Herbert L. Daughtry, pro se.
DECISION
{¶ 1} Respondent-appellant, Herbert L. Daughtry ("appellant"), appeals the order of the Franklin County Court of Common Pleas, Division of Domestic Relations, which issued an order of protection to petitioner-appellee, Bonita Daughtry ("appellee"), requiring appellant to have no contact with appellee. Because appellant failed to file a transcript of the proceedings before the trial court, we must presume the validity of the court's findings. Accordingly, we affirm.
{¶ 2} On January 6, 2011, appellee filed a petition for a civil protection order against appellant. The trial court issued an ex parte order and set the matter for hearing.
{¶ 3} On January 18, 2011, the court held a hearing at which the parties and witnesses appeared and gave testimony. Following the hearing, the court issued the order of protection against appellant.
{¶ 4} Appellant filed a timely appeal, and he raises the following assignment of error:
The trial court abused its discretion in issuing a Civil Protection Order against Appellant as Appellee failed to establish by a preponderance of credible evidence that she was in fear of imminent, serious physical harm.
{¶ 5} The decision whether to grant a civil protection order lies within the sound discretion of the trial court. Parrish v. Parrish, 95 Ohio St.3d 1201, 1204, 2002-Ohio-1623. We presume that the trial court's findings of fact are correct because the trial court can view the witnesses and weigh the credibility of their testimony. Seasons Coal Co., Inc. v. Cleveland (1984), 10 Ohio St.3d 77, 80. Thus, we will not reverse the trial court's decision for being contrary to the manifest weight of the evidence if there is some competent, credible evidence going to the essential elements of the case. C.E. Morris Co. v. Foley Constr. Co. (1978), 54 Ohio St.2d 279, syllabus.
{¶ 6} A person seeking a civil protection order must prove domestic violence or threat of domestic violence by a preponderance of the evidence. Felton v. Felton, 79 Ohio St.3d 34, 1997-Ohio-302, paragraph two of the syllabus. R.C. 3113.31(A)(1) defines "domestic violence," in relevant part, as the occurrence of the following act against a family or household member: "(b) [p]lacing another person by the threat of force in fear of imminent serious physical harm or committing violations of" specific provisions.
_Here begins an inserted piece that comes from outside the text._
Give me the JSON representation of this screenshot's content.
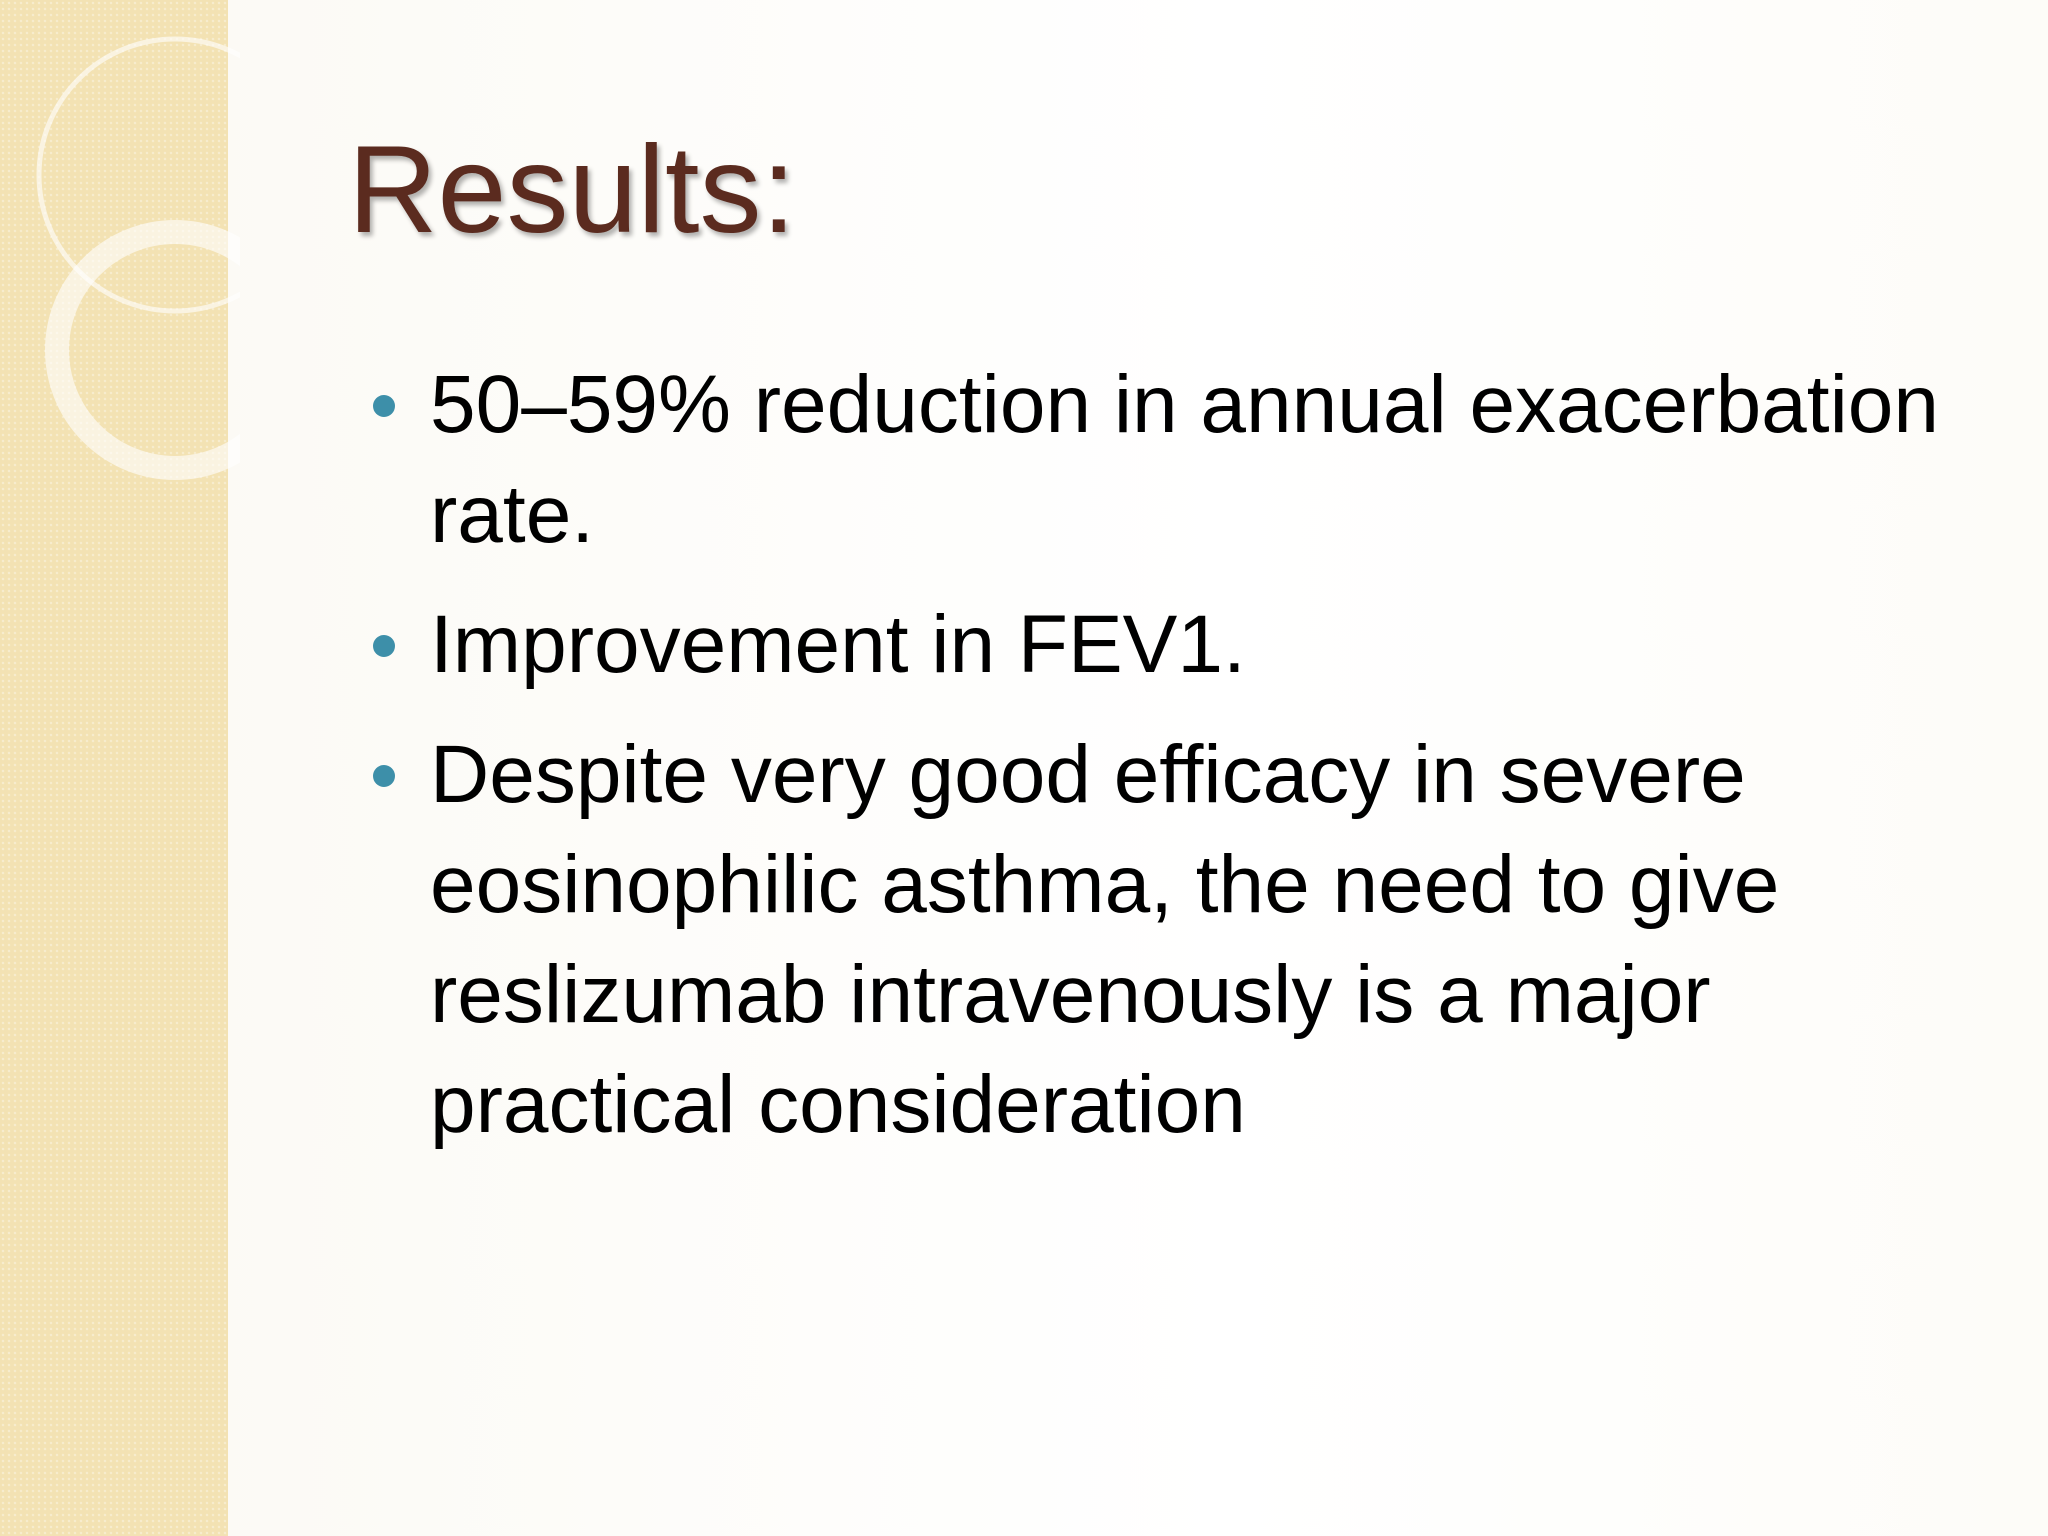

{¶ 7} Here, appellant contends that the evidence before the trial court did not prove that he placed appellee "by the threat of force in fear of imminent serious physical harm." To review this contention, we must review the evidence before the trial court. Unfortunately, however, our record does not contain a transcript of the evidentiary hearing. The duty to provide a transcript for appellate review falls upon the appellant because the appellant bears the burden of showing error by referring to matters in the record. Knapp v. Edwards Laboratories (1980), 61 Ohio St.2d 197, 199. When portions of the transcript necessary for resolution of assigned errors are omitted from the record, we have nothing to pass upon and thus, as to those errors, we have no choice but to presume the validity of the lower court's proceedings and affirm. Id. In the absence of a transcript, or any alternative form of the record permitted by App. R. 9, we are unable to meaningfully review a claim that the trial court's judgment was against the manifest weight of the evidence. See In re Guardianship of Guzay, 10th Dist. No. 02AP-745, 2003-Ohio-5036; Collier v. Stubbins, 10th Dist. No. 03AP-553, 2004-Ohio-2819.
{¶ 8} Appellee filed an affidavit in support of her petition for the order. In that affidavit, appellee states that appellant threatened to kill her. Appellee specifically states: "I am very scared of him," and "I am scared for my safety." The court's order includes a specific factual finding that appellee called four witnesses, all of whom "corroborate her concerns about [appellant's] behavior." Without a transcript, we must presume the validity of this finding and may only conclude that the trial court did not abuse its discretion by issuing the civil protection order against appellant.
{¶ 9} For these reasons, we overrule appellant's sole assignment of error. We affirm the judgment of the Franklin County Court of Common Pleas, Division of Domestic Relations.
Judgment affirmed. KLATT and DORRIAN, JJ., concur.